Destroying PFAS chemically, rather than capturing and concentrating them, would represent a fundamentally different approach. If a photocatalytic system could be developed that degrades PFAS directly in contaminated water using solar energy, it would eliminate the capture-and-dispose cycle and potentially operate with minimal external energy input.

The Bath prototype demonstrates that this is chemically possible at laboratory scale. The degradation products - what the PFAS molecules become after catalytic breakdown - need to be characterized fully to confirm they are not themselves harmful, and the rate of degradation under realistic conditions needs to match the scale of contamination being targeted.

The substantial gap between prototype and deployment

Laboratory photocatalysis research has a history of producing compelling proofs of concept that do not translate to practical systems. Several challenges commonly arise when scaling up. Turbid water limits light penetration, reducing catalyst activation. The concentration of contaminants in real environmental water samples may be orders of magnitude lower than in laboratory tests, affecting reaction rates. Catalyst stability over extended periods of continuous use is difficult to evaluate in short-term experiments.

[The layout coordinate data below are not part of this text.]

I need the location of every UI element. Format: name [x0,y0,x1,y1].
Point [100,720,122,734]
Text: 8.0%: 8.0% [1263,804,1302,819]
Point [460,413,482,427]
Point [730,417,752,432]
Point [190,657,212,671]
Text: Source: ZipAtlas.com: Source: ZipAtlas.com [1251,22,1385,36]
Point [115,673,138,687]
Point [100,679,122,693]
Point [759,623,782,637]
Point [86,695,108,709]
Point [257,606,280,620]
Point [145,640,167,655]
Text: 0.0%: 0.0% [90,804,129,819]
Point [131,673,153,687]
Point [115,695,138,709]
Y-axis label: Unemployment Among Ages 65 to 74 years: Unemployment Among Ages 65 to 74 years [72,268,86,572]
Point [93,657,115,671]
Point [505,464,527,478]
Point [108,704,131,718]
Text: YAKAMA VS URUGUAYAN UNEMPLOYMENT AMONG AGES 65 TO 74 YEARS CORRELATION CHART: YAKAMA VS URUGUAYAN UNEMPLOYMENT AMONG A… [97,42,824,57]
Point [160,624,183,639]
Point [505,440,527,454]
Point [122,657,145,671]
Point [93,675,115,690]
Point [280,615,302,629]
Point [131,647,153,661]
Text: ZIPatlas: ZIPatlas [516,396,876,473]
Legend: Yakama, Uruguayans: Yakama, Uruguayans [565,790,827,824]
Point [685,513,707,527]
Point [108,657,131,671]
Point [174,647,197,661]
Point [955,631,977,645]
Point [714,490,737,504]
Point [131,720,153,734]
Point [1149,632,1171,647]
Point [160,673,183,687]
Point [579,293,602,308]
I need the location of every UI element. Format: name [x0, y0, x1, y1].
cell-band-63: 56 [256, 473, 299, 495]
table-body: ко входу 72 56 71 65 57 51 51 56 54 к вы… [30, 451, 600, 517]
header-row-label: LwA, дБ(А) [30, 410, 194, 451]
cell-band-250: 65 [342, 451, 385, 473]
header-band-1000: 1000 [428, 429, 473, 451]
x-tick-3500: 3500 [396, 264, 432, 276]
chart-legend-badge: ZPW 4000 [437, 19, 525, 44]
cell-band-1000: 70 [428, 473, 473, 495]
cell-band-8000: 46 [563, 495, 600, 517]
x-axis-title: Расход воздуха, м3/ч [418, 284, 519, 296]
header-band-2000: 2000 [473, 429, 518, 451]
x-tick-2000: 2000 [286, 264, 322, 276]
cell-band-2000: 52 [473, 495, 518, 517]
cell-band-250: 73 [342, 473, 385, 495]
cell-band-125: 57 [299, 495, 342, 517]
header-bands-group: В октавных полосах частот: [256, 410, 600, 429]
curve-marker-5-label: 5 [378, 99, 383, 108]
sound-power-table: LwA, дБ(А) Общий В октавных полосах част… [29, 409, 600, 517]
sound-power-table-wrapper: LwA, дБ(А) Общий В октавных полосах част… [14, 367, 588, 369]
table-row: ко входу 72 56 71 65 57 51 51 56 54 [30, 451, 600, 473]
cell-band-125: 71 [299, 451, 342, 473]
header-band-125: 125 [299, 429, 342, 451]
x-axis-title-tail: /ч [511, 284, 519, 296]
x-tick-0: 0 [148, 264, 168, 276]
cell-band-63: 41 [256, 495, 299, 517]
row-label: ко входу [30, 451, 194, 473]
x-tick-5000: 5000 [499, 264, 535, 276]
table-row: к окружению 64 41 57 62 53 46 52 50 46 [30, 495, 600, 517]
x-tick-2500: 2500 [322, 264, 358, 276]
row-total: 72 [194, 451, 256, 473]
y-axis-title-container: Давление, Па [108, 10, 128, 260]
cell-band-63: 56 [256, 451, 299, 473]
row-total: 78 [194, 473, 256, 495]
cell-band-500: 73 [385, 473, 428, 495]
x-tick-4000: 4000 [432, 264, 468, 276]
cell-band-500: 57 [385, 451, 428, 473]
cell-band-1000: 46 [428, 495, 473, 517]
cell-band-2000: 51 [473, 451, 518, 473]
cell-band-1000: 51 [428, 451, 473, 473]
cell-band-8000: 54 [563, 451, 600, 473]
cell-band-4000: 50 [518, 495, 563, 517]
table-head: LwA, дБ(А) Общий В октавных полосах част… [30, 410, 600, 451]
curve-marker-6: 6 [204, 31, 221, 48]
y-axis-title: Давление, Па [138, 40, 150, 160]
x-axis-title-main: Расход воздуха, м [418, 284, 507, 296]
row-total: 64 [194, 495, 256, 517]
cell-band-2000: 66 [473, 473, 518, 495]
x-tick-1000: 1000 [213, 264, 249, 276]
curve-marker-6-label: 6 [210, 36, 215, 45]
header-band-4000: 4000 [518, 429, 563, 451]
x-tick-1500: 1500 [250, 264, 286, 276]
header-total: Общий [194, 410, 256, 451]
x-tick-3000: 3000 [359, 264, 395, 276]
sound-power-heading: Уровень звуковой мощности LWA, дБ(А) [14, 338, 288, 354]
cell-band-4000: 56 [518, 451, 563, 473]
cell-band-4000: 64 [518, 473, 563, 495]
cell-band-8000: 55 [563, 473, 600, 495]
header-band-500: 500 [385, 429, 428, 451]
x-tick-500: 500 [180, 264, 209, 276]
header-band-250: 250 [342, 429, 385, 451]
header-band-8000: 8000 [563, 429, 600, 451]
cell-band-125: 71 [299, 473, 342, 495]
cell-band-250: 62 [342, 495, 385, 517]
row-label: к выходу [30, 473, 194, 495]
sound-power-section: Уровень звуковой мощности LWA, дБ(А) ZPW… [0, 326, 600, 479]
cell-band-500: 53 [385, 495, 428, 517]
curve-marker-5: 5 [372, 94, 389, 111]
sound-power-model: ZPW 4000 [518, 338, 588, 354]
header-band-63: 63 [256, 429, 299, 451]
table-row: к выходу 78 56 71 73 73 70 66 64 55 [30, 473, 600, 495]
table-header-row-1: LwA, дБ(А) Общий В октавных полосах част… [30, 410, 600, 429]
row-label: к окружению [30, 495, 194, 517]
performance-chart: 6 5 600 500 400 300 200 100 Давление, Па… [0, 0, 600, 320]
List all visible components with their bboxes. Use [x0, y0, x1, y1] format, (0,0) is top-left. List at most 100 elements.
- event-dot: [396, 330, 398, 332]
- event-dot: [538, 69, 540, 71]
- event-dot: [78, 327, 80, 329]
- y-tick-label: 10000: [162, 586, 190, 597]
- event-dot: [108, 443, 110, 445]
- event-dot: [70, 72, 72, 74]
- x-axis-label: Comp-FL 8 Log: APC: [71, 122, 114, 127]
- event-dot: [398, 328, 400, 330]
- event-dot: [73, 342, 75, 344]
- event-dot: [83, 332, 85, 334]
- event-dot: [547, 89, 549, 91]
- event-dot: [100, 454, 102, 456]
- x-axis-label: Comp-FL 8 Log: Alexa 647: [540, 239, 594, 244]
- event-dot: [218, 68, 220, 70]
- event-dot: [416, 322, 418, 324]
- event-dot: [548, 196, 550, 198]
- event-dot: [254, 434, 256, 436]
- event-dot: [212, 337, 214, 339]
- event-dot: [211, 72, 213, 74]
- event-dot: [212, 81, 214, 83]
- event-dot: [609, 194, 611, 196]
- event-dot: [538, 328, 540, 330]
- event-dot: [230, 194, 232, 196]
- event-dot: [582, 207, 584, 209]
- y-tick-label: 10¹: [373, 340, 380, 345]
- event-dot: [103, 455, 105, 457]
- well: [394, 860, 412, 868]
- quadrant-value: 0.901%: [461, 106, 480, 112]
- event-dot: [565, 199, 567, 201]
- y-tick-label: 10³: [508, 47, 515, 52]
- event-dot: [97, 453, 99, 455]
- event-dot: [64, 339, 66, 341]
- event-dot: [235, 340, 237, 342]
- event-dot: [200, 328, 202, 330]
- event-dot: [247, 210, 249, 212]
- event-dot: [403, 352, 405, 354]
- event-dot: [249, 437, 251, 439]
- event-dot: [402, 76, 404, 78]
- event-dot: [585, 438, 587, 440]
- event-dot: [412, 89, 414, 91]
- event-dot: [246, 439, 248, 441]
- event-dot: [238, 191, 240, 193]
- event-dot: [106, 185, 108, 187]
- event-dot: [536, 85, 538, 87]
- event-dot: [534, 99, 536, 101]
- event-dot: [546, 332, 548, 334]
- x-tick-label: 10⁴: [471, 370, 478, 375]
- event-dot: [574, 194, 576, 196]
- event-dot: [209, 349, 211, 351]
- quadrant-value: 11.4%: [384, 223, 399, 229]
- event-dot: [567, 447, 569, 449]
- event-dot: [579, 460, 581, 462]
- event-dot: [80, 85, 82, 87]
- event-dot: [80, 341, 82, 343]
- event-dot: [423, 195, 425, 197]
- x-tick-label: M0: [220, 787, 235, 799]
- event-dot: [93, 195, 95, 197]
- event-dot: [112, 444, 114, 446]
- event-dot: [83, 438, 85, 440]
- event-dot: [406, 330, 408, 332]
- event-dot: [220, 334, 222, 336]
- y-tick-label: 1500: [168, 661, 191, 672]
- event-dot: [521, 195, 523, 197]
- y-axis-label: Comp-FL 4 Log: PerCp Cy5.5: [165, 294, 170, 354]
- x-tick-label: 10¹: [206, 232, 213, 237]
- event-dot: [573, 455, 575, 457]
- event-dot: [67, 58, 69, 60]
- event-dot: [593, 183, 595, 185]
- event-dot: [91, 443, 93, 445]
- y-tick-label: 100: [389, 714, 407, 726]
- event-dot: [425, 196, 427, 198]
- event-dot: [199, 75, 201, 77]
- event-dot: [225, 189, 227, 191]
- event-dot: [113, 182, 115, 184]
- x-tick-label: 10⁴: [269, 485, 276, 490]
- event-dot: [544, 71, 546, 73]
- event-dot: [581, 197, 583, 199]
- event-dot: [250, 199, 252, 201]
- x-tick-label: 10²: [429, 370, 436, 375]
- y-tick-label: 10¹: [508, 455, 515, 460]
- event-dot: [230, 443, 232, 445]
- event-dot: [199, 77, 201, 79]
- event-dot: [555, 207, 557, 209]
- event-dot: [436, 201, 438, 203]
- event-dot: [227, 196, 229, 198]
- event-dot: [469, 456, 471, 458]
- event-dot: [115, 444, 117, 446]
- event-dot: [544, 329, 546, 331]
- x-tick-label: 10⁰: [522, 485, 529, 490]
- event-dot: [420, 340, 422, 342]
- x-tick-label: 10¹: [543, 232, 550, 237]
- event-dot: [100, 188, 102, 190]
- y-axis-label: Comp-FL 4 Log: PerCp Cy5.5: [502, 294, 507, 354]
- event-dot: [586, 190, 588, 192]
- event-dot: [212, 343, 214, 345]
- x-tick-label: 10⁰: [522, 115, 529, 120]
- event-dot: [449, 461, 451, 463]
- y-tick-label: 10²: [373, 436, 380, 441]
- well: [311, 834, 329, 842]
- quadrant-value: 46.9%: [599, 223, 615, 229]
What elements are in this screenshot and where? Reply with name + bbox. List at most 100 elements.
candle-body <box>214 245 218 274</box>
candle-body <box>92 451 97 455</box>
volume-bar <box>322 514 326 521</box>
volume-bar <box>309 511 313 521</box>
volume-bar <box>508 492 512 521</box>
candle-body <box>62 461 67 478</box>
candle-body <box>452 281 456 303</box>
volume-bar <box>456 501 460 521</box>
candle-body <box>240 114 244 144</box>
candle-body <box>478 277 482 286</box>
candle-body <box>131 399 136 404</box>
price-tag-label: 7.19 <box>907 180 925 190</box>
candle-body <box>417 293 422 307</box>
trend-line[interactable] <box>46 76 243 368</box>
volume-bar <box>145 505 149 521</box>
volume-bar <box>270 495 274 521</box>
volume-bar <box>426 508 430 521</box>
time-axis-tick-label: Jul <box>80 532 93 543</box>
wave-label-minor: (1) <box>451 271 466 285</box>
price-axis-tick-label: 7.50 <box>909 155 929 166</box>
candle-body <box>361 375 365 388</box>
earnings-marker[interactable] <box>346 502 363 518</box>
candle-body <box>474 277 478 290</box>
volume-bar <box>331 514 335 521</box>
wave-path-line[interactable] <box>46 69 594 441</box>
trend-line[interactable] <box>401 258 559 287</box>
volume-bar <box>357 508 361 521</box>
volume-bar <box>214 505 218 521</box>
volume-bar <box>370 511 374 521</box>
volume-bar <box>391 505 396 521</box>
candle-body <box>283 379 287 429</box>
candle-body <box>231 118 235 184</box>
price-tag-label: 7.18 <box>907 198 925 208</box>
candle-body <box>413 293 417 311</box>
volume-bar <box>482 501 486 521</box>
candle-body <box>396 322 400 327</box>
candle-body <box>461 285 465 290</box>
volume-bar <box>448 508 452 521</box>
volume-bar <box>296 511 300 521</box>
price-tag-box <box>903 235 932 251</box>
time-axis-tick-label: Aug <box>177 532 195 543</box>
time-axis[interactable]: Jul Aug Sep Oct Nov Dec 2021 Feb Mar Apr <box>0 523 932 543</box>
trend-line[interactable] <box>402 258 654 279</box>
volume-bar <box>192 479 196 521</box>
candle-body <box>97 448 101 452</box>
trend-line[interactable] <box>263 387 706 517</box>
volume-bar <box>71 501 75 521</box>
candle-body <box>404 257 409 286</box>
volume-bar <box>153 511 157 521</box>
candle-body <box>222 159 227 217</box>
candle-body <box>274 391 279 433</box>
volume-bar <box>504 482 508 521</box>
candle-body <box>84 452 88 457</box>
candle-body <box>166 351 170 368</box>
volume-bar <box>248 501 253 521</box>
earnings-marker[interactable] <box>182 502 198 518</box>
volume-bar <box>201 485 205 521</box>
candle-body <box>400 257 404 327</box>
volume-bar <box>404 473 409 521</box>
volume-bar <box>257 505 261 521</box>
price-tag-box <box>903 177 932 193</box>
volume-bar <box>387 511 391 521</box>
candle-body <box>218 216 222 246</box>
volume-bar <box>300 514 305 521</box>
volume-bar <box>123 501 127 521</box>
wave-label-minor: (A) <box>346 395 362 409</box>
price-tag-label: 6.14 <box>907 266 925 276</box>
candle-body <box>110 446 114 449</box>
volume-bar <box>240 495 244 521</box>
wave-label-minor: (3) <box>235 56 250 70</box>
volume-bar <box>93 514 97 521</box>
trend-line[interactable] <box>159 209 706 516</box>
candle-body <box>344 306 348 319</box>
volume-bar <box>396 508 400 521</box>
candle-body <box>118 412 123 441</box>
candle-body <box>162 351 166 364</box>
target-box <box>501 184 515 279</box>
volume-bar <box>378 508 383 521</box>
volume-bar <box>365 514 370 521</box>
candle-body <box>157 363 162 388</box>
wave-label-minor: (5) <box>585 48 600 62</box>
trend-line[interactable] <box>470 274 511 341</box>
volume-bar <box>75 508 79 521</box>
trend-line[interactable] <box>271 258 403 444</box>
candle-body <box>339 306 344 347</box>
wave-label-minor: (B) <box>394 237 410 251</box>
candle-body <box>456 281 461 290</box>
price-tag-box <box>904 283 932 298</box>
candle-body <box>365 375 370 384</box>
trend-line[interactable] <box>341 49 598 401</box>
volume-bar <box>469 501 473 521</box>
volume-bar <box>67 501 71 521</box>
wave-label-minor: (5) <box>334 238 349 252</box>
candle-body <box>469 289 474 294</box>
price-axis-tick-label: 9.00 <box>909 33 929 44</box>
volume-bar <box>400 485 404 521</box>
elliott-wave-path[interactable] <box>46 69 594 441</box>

The researchers acknowledge that this work is a prototype and describe it as a proof of concept. They hope the technology could be scaled up in the future to detect or remove PFAS from the environment. That framing is appropriately cautious about the distance between where the research is now and where it would need to go to become operational technology.

What the study contributes is a specific material design - carbon nitride combined with a PFAS-concentrating polymer - that performs well enough in laboratory conditions to justify investigating it further. The use of earth-abundant materials and visible light rather than UV means that, if scale-up challenges are solved, the operating costs could in principle be low. That combination of chemical effectiveness and practical simplicity is what makes the approach worth developing.

PFAS contamination is not a problem that will be solved by any single technology. The scale of contamination in soil, water, and biological systems is too large and too distributed for that. But effective degradation catalysts, if they can be developed and deployed, would give environmental engineers a tool for addressing point sources and high-concentration contamination zones that currently have no cost-effective treatment options.

Source: Study published in RSC Advances, 2026. Research conducted at the University of Bath, in collaboration with the University of Sao Paulo (Brazil), University of Edinburgh (Scotland), and Swansea University (Wales). Catalyst: carbon nitride combined with a rigid microporous polymer, activated by visible light.